A short interlude at the Zamzam Well:
For pilgrims to be able to quench their thirst after all the walking a short interval has been allocated for refreshment. Drinking this water has also been incorporated into the systematic worship of Umrah. It cleanses the body and purifies the soul. The well was closed to the public years ago. Today pilgrims see water coolers placed side by side one another in long rows and reach for them after their tawaf. Say this prayer, standing, and facing the Kaaba:
اللَّهُمَّ إِنِّي أَسْأَلُكَ عِلْمَاً نَافِعَاًً وَرِزْقَاً وَاسِعَاًَ وَشِفَاءً مِنْ كُلِّ دَاءٍ
Then drink to your heart’s content. If there is room enough to sit, the sick and the elderly can drink while being seated. But healthy individuals should drink it while standing.
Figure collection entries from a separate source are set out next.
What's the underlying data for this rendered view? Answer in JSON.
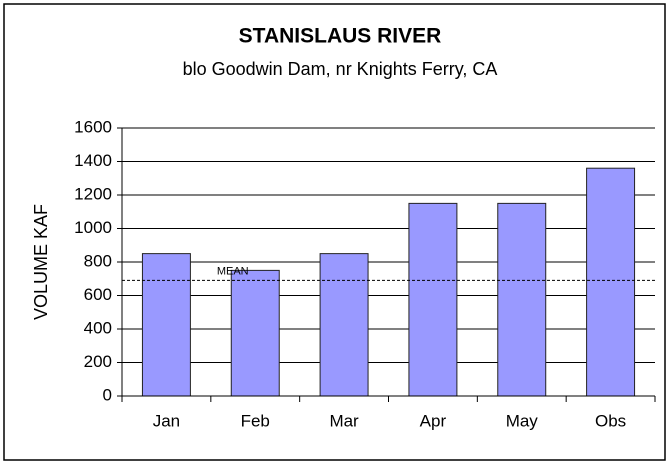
{
  "chart_data": {
    "type": "bar",
    "title": "STANISLAUS RIVER",
    "subtitle": "blo Goodwin Dam, nr Knights Ferry, CA",
    "y_label": "VOLUME KAF",
    "categories": [
      "Jan",
      "Feb",
      "Mar",
      "Apr",
      "May",
      "Obs"
    ],
    "values": [
      850,
      750,
      850,
      1150,
      1150,
      1360
    ],
    "color": "#9999ff",
    "ylim": [
      0,
      1600
    ],
    "yticks": [
      0,
      200,
      400,
      600,
      800,
      1000,
      1200,
      1400,
      1600
    ],
    "grid": true,
    "annotations": [
      {
        "text": "MEAN",
        "y": 690
      }
    ]
  }
}
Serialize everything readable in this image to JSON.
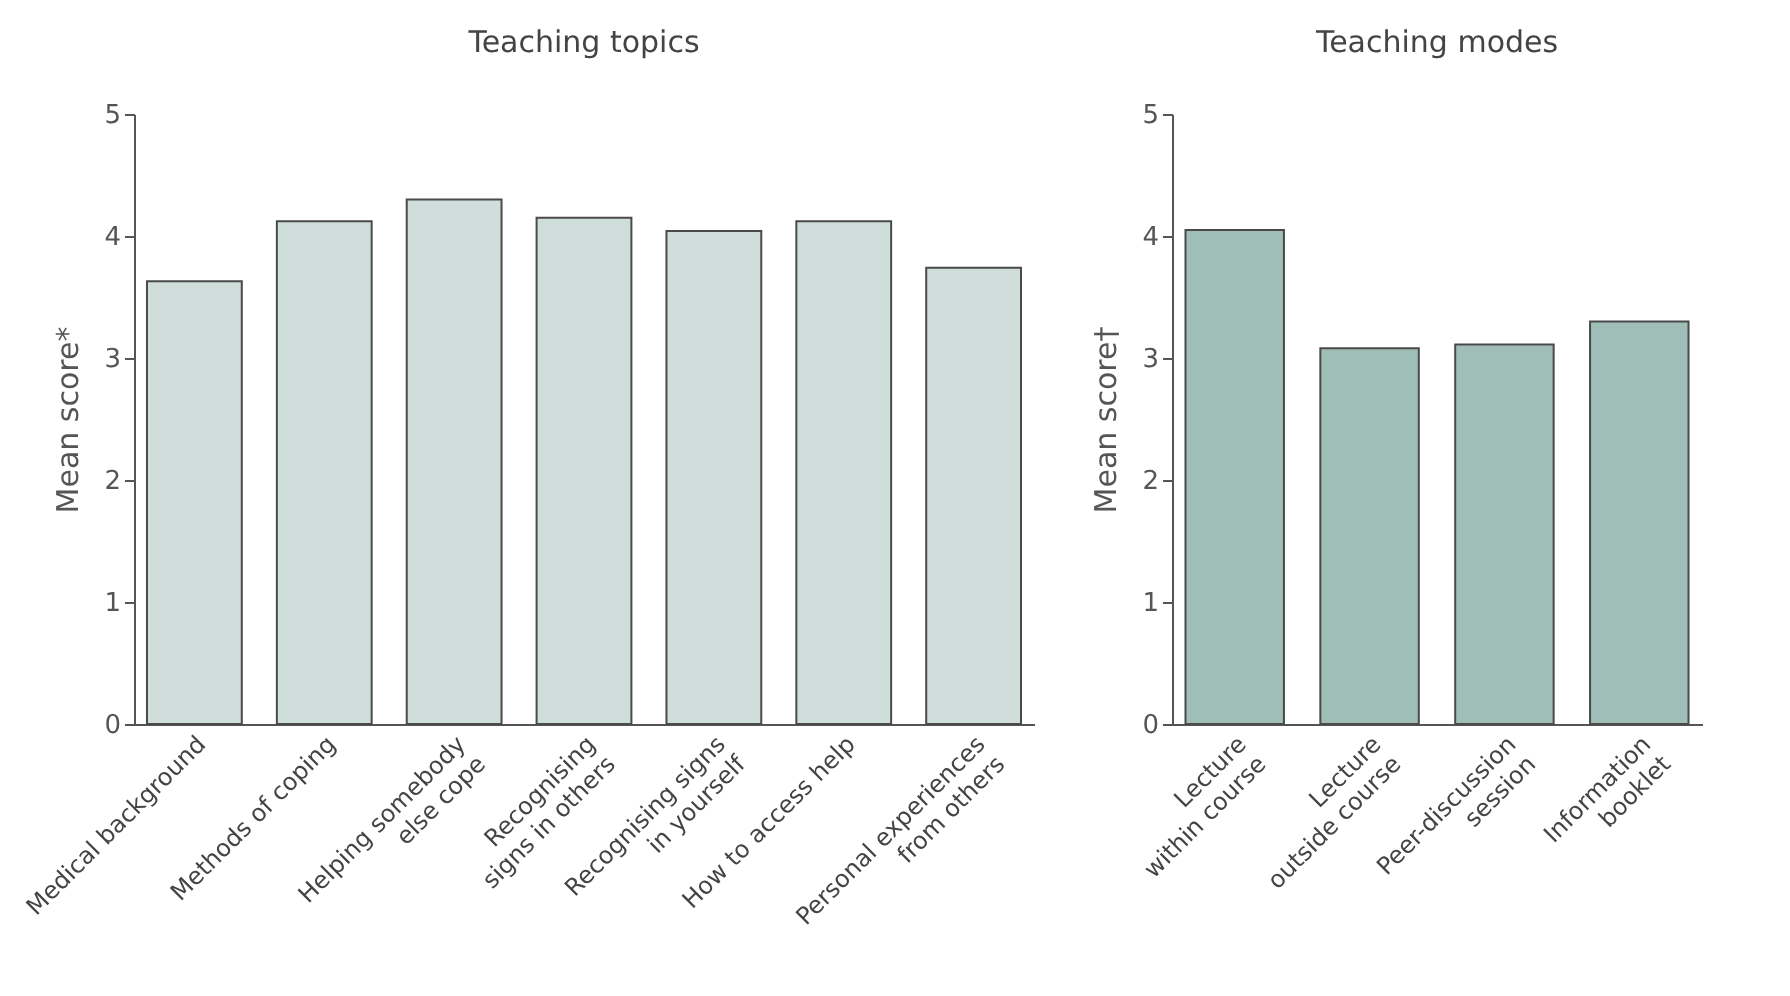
{
  "chart_data": [
    {
      "type": "bar",
      "title": "Teaching topics",
      "ylabel": "Mean score*",
      "categories": [
        "Medical background",
        "Methods of coping",
        "Helping somebody else cope",
        "Recognising signs in others",
        "Recognising signs in yourself",
        "How to access help",
        "Personal experiences from others"
      ],
      "values": [
        3.63,
        4.12,
        4.3,
        4.15,
        4.04,
        4.12,
        3.74
      ],
      "color": "#cfdeda",
      "ylim": [
        0,
        5
      ],
      "yticks": [
        0,
        1,
        2,
        3,
        4,
        5
      ],
      "grid": false
    },
    {
      "type": "bar",
      "title": "Teaching modes",
      "ylabel": "Mean score†",
      "categories": [
        "Lecture within course",
        "Lecture outside course",
        "Peer-discussion session",
        "Information booklet"
      ],
      "values": [
        4.05,
        3.08,
        3.11,
        3.3
      ],
      "color": "#a0beb8",
      "ylim": [
        0,
        5
      ],
      "yticks": [
        0,
        1,
        2,
        3,
        4,
        5
      ],
      "grid": false
    }
  ]
}
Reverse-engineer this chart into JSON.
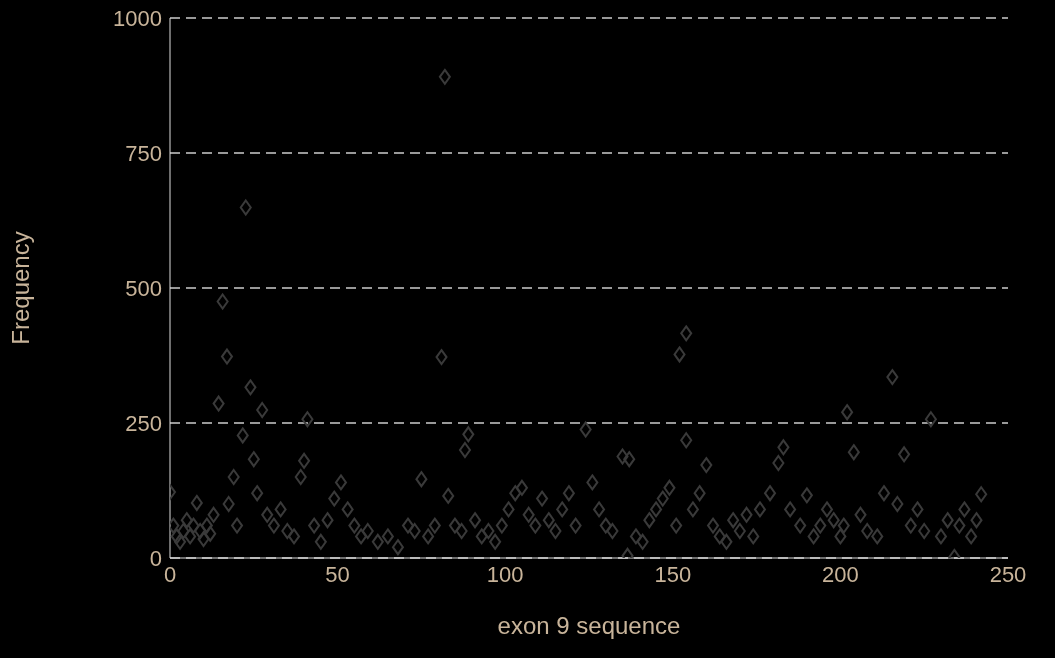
{
  "chart_data": {
    "type": "scatter",
    "xlabel": "exon 9 sequence",
    "ylabel": "Frequency",
    "x": [
      0,
      1,
      2,
      3,
      4,
      5,
      6,
      7,
      8,
      9,
      10,
      11,
      12,
      13,
      14.5,
      15.7,
      17,
      17.5,
      19,
      20,
      21.7,
      22.6,
      24,
      25,
      26,
      27.5,
      29,
      31,
      33,
      35,
      37,
      39,
      40,
      41,
      43,
      45,
      47,
      49,
      51,
      53,
      55,
      57,
      59,
      62,
      65,
      68,
      71,
      73,
      75,
      77,
      79,
      81,
      82,
      83,
      85,
      87,
      88,
      89,
      91,
      93,
      95,
      97,
      99,
      101,
      103,
      105,
      107,
      109,
      111,
      113,
      115,
      117,
      119,
      121,
      124,
      126,
      128,
      130,
      132,
      135,
      136.5,
      137,
      139,
      141,
      143,
      145,
      147,
      149,
      151,
      152,
      154,
      154,
      156,
      158,
      160,
      162,
      164,
      166,
      168,
      170,
      172,
      174,
      176,
      179,
      181.5,
      183,
      185,
      188,
      190,
      192,
      194,
      196,
      198,
      200,
      201,
      202,
      204,
      206,
      208,
      211,
      213,
      215.5,
      217,
      219,
      221,
      223,
      225,
      227,
      230,
      232,
      234,
      235.5,
      237,
      239,
      240.6,
      242
    ],
    "values": [
      122,
      60,
      40,
      30,
      50,
      70,
      40,
      60,
      102,
      50,
      35,
      60,
      45,
      80,
      286,
      475,
      373,
      100,
      150,
      60,
      227,
      649,
      316,
      183,
      120,
      274,
      80,
      60,
      90,
      50,
      40,
      150,
      180,
      257,
      60,
      30,
      70,
      110,
      140,
      90,
      60,
      40,
      50,
      30,
      40,
      20,
      60,
      50,
      146,
      40,
      60,
      372,
      891,
      115,
      60,
      50,
      200,
      229,
      70,
      40,
      50,
      30,
      60,
      90,
      120,
      130,
      80,
      60,
      110,
      70,
      50,
      90,
      120,
      60,
      238,
      140,
      90,
      60,
      50,
      188,
      4,
      183,
      40,
      30,
      70,
      90,
      110,
      130,
      60,
      377,
      416,
      218,
      90,
      120,
      172,
      60,
      40,
      30,
      70,
      50,
      80,
      40,
      90,
      120,
      176,
      205,
      90,
      60,
      116,
      40,
      60,
      90,
      70,
      40,
      60,
      270,
      196,
      80,
      50,
      40,
      120,
      335,
      100,
      192,
      60,
      90,
      50,
      257,
      40,
      70,
      2,
      60,
      90,
      40,
      70,
      118
    ],
    "color": "#3a3a3a",
    "marker": "diamond",
    "xlim": [
      0,
      250
    ],
    "xticks": [
      0,
      50,
      100,
      150,
      200,
      250
    ],
    "ylim": [
      0,
      1000
    ],
    "yticks": [
      0,
      250,
      500,
      750,
      1000
    ],
    "grid": "y"
  }
}
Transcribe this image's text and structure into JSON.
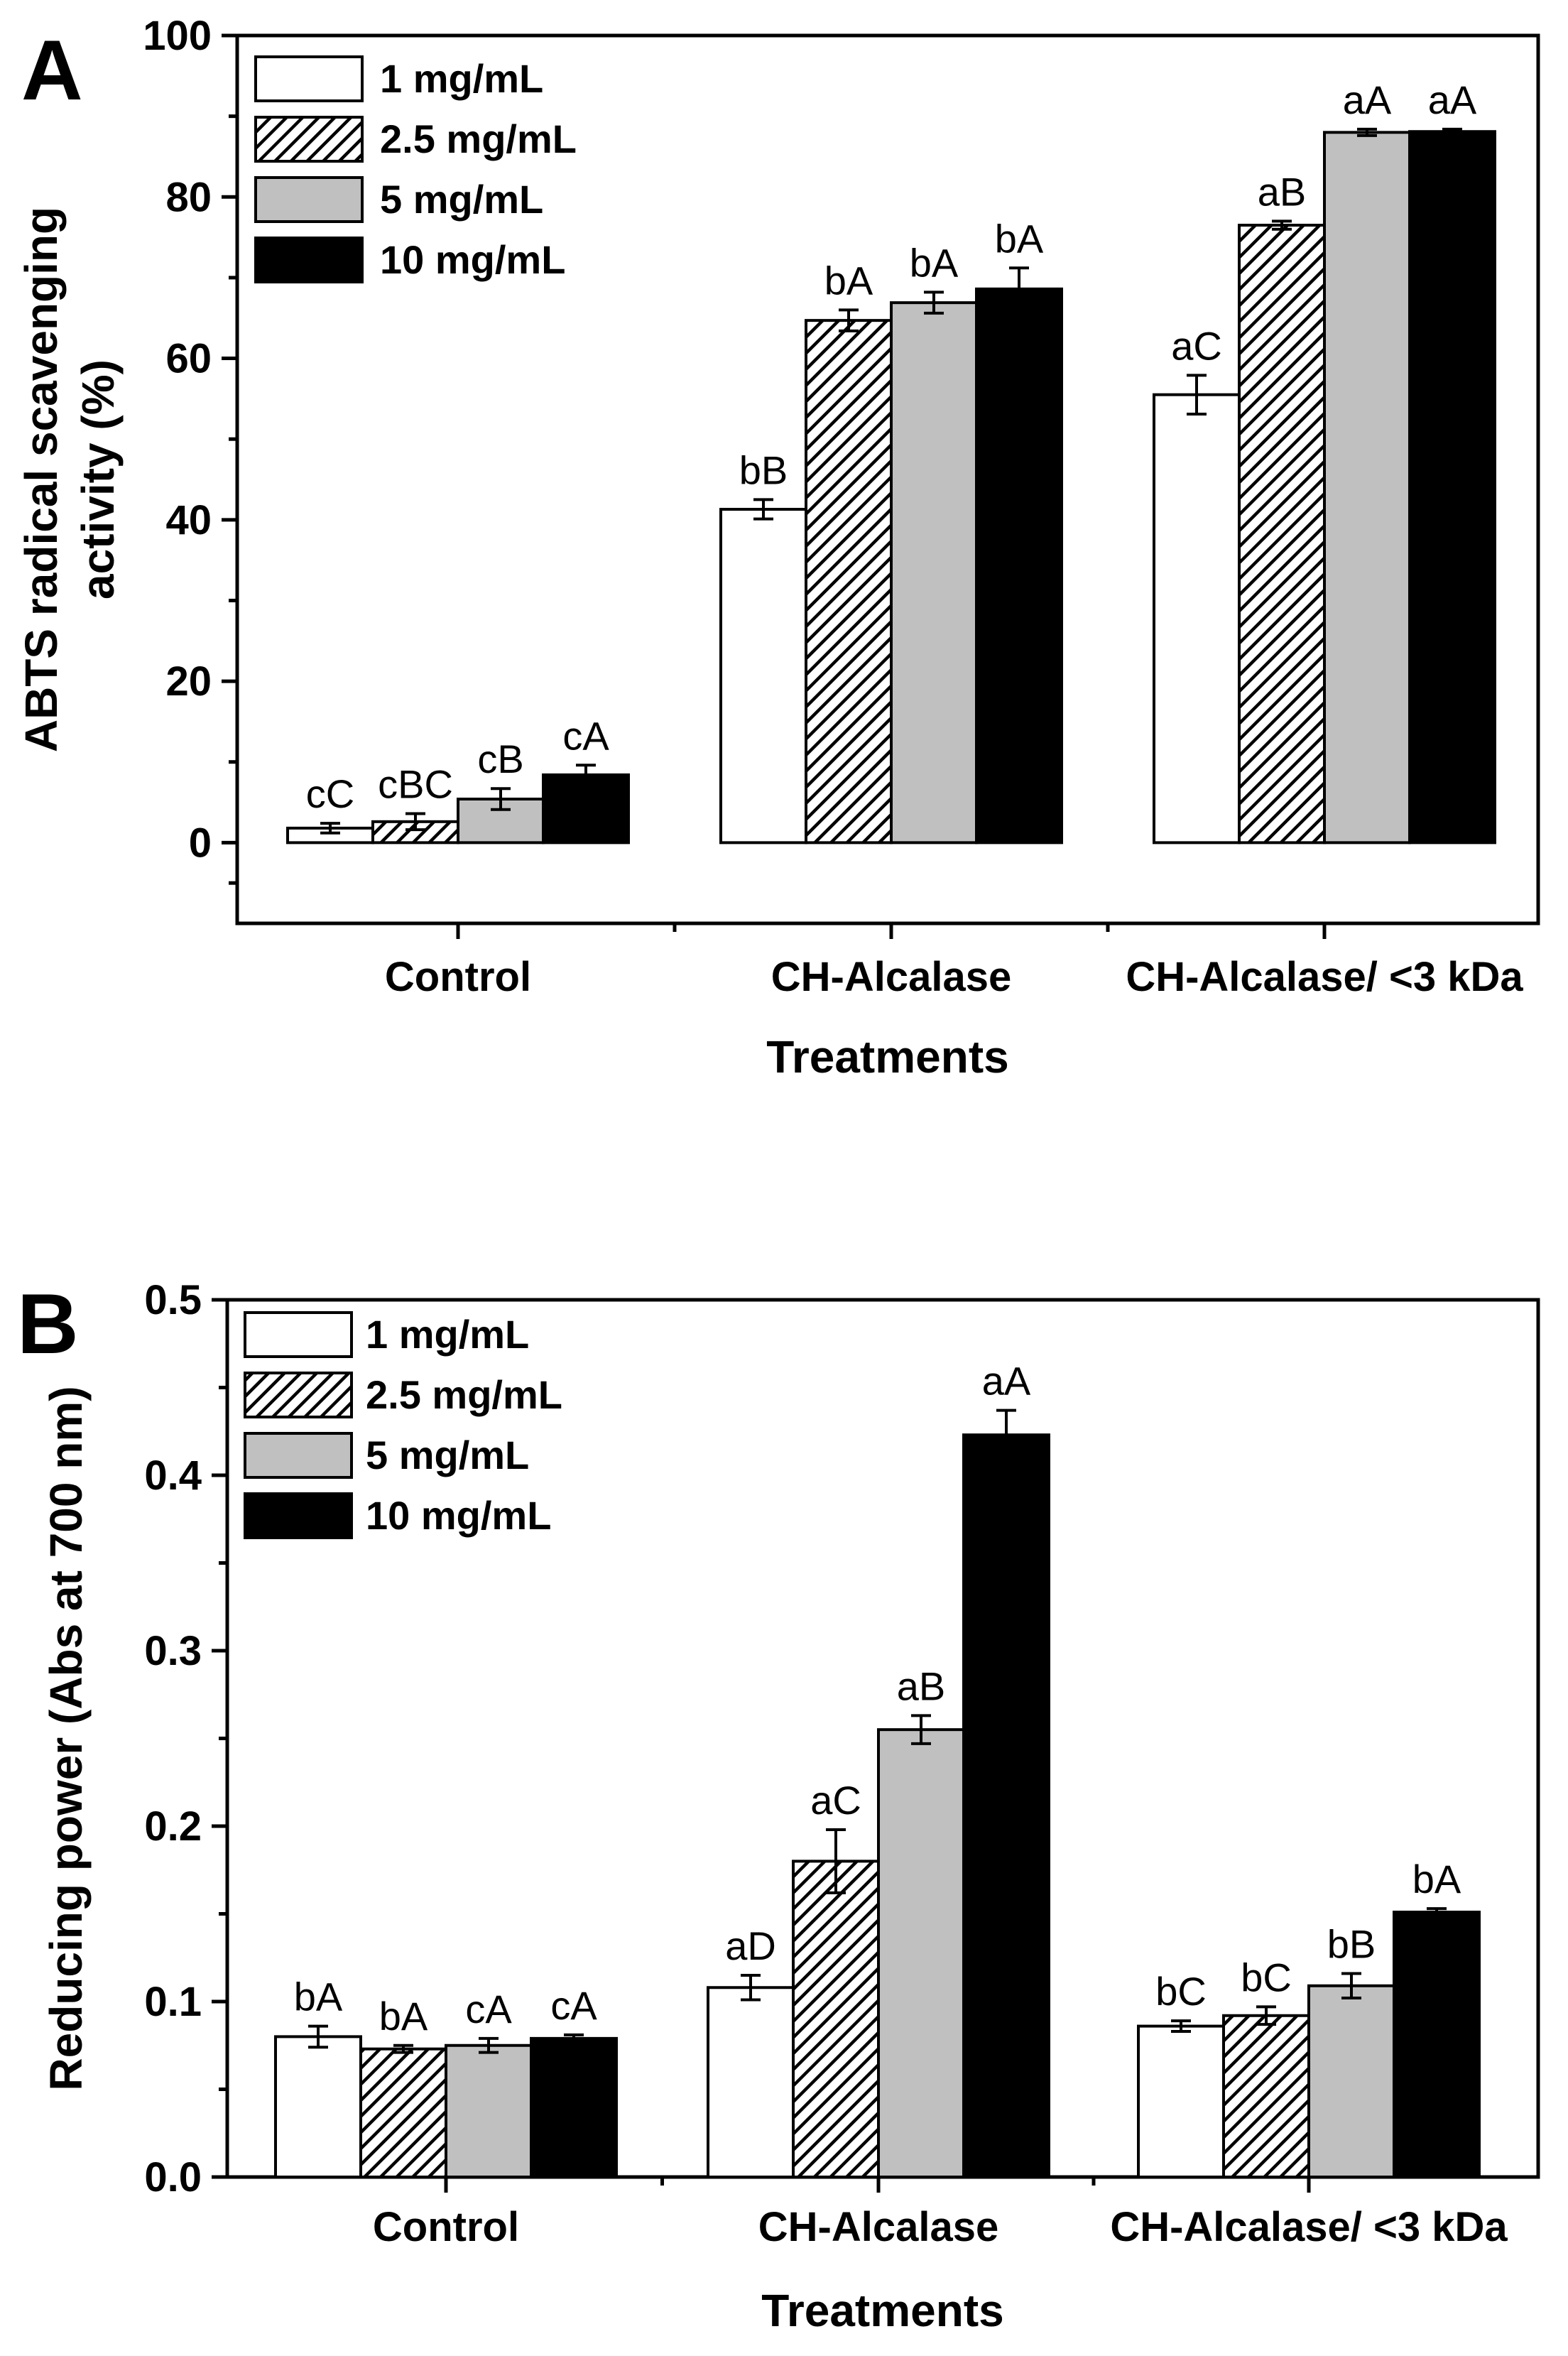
{
  "chart_data": [
    {
      "type": "bar",
      "panel": "A",
      "categories": [
        "Control",
        "CH-Alcalase",
        "CH-Alcalase/ <3 kDa"
      ],
      "xlabel": "Treatments",
      "ylabel_line1": "ABTS radical scavenging",
      "ylabel_line2": "activity (%)",
      "ylim": [
        -10,
        100
      ],
      "yticks": [
        0,
        20,
        40,
        60,
        80,
        100
      ],
      "ytick_labels": [
        "0",
        "20",
        "40",
        "60",
        "80",
        "100"
      ],
      "legend_position": "top-left",
      "series": [
        {
          "name": "1 mg/mL",
          "fill": "white",
          "values": [
            1.8,
            41.3,
            55.5
          ],
          "errors": [
            0.6,
            1.2,
            2.4
          ],
          "labels": [
            "cC",
            "bB",
            "aC"
          ]
        },
        {
          "name": "2.5 mg/mL",
          "fill": "hatch",
          "values": [
            2.6,
            64.7,
            76.5
          ],
          "errors": [
            1.0,
            1.3,
            0.5
          ],
          "labels": [
            "cBC",
            "bA",
            "aB"
          ]
        },
        {
          "name": "5 mg/mL",
          "fill": "#c0c0c0",
          "values": [
            5.4,
            66.9,
            88.0
          ],
          "errors": [
            1.3,
            1.3,
            0.4
          ],
          "labels": [
            "cB",
            "bA",
            "aA"
          ]
        },
        {
          "name": "10 mg/mL",
          "fill": "#000000",
          "values": [
            8.4,
            68.6,
            88.1
          ],
          "errors": [
            1.2,
            2.6,
            0.3
          ],
          "labels": [
            "cA",
            "bA",
            "aA"
          ]
        }
      ]
    },
    {
      "type": "bar",
      "panel": "B",
      "categories": [
        "Control",
        "CH-Alcalase",
        "CH-Alcalase/ <3 kDa"
      ],
      "xlabel": "Treatments",
      "ylabel_line1": "Reducing power (Abs at 700 nm)",
      "ylabel_line2": "",
      "ylim": [
        0,
        0.5
      ],
      "yticks": [
        0.0,
        0.1,
        0.2,
        0.3,
        0.4,
        0.5
      ],
      "ytick_labels": [
        "0.0",
        "0.1",
        "0.2",
        "0.3",
        "0.4",
        "0.5"
      ],
      "legend_position": "top-left",
      "series": [
        {
          "name": "1 mg/mL",
          "fill": "white",
          "values": [
            0.08,
            0.108,
            0.086
          ],
          "errors": [
            0.006,
            0.007,
            0.003
          ],
          "labels": [
            "bA",
            "aD",
            "bC"
          ]
        },
        {
          "name": "2.5 mg/mL",
          "fill": "hatch",
          "values": [
            0.073,
            0.18,
            0.092
          ],
          "errors": [
            0.002,
            0.018,
            0.005
          ],
          "labels": [
            "bA",
            "aC",
            "bC"
          ]
        },
        {
          "name": "5 mg/mL",
          "fill": "#c0c0c0",
          "values": [
            0.075,
            0.255,
            0.109
          ],
          "errors": [
            0.004,
            0.008,
            0.007
          ],
          "labels": [
            "cA",
            "aB",
            "bB"
          ]
        },
        {
          "name": "10 mg/mL",
          "fill": "#000000",
          "values": [
            0.079,
            0.423,
            0.151
          ],
          "errors": [
            0.002,
            0.014,
            0.002
          ],
          "labels": [
            "cA",
            "aA",
            "bA"
          ]
        }
      ]
    }
  ]
}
Tawaf was the first half of Umrah. The next step would be Sai between the fabled Safa Marwa Hills wherein all pilgrims allude to the example of Hazrat Hajara (peace be upon her) with maximum protocol. For this pilgrims would have to leave the Grand Mosque. The Sai comprises 7 laps of brisk walk between the two proverbial hills, back and forth, and is a good way to spend it before you call it a day. Like Ramal before, the Sai further underlines the long-standing Islamic stance of durability and perseverance. Perform your ablution if need be. Otherwise proceed to the Hajr e Aswad, Istilaam for the ninth and final time and exit the mosque:
بِسْمِ اللَّهِ, وَ الصلاة والسلام عَلَى رسول الله, اللَّهُمَّ إِنِّي أَسْأَلُكَ مِنْ فَضْلِكَ,
Greet the Safa Hill on your way up:
إِنَّ الصَّفَا وَالْمَرْوَةَ مِنْ شَعَآئِرِ اللَّهِ فَمَنْ حَجَّ الْبَيْتَ أَوِ اعْتَمَرَ فَلاَ جُنَاحَ عَلَيْهِ أَنْ يَطَّوَّفَ بِهِمَا وَمَنْ تَطَوَّعَ خَيْراً فَإِنَّ اللَّهَ شَاكِرٌ عَلِيْم نَبْدَأُ بِمَا بَدَأَ اللَّهُ بِه
Climb it till you get the best look of the Kaaba. Then raise both arms whilst facing the Qibla and make a high-sounding call three times in a row:
اللّهُ أكبر, اللّهُ أكبر, اللّهُ أكبر
Pray as much as you can. This is the place for it. Ascend the Marwa Hill next. For men, the pace is rushed, particularly through that corridor illuminated in green, but eases after they cross that green stretch. This dua is optional:
لاَ إِلَهَ إِلاَّ اللَّهُ وَحْدَهُ لاَ شَرِيْكَ لَه، لَهُ الْمُلْكُ وَ لَهُ الْحَمْدُ يُحْيِي وَ يُمِيْتُ وَ هُوَ عَلَى كُلِّ شَيْءٍ قَدِيْر؛ لاَ إِلَهَ إِلاَّ اللَّهُ وَحْدَهُ لاَ شَرِيْكَ لَه، أَنْجَزَ وَعْدَهُ وَ نَصَرَ عَبْدَهُ وَ هَزَمَ الأَحْزَابَ وَ حْدَه
Both men and women, as soon as they reach the Marwa Top, must face the Kaaba, lift their hands to resound the call, again three times:
اللّهُ أكبر, اللّهُ أكبر, اللّهُ أكبر
This concludes your first Sai. Once again head for the Safa Hill. Men must walk briskly through the passage lighted in green and slow down once they come across it. Women are not required to make haste. Reaching Safa concludes the second lap. Maintain this pattern for seven consecutive circuits, and then wind it up at the the Marwa Hill. Here you have the liberty to offer your supplications – 2 nafal rakats. Thus ends your Sai. But not the Umrah. To finish it, men must shave their heads, or trim their hair at least while women can merely cut them an inch shorter. Exit the ihram whenever convenient. There is no more restriction.
The entire stay in Makkah along with detours to illustrious sites like Masjid an-Nabawi, the Quba Mosque, Mount Uhud and the cemetery of Al-Baqi’ allow for some of the most promising experiences out there. After all has been said and done, just remember that your intentions must remain pure as your worship is a direct reflection of that. Make it a point to say Bismillah every step of the way, whether it is that you are looking at the Kaaba for the first time or touching the Hajr e Aswad. Do not engage in idle chit-chat. Like a true Momin, devote your time and efforts to the worship of Allah.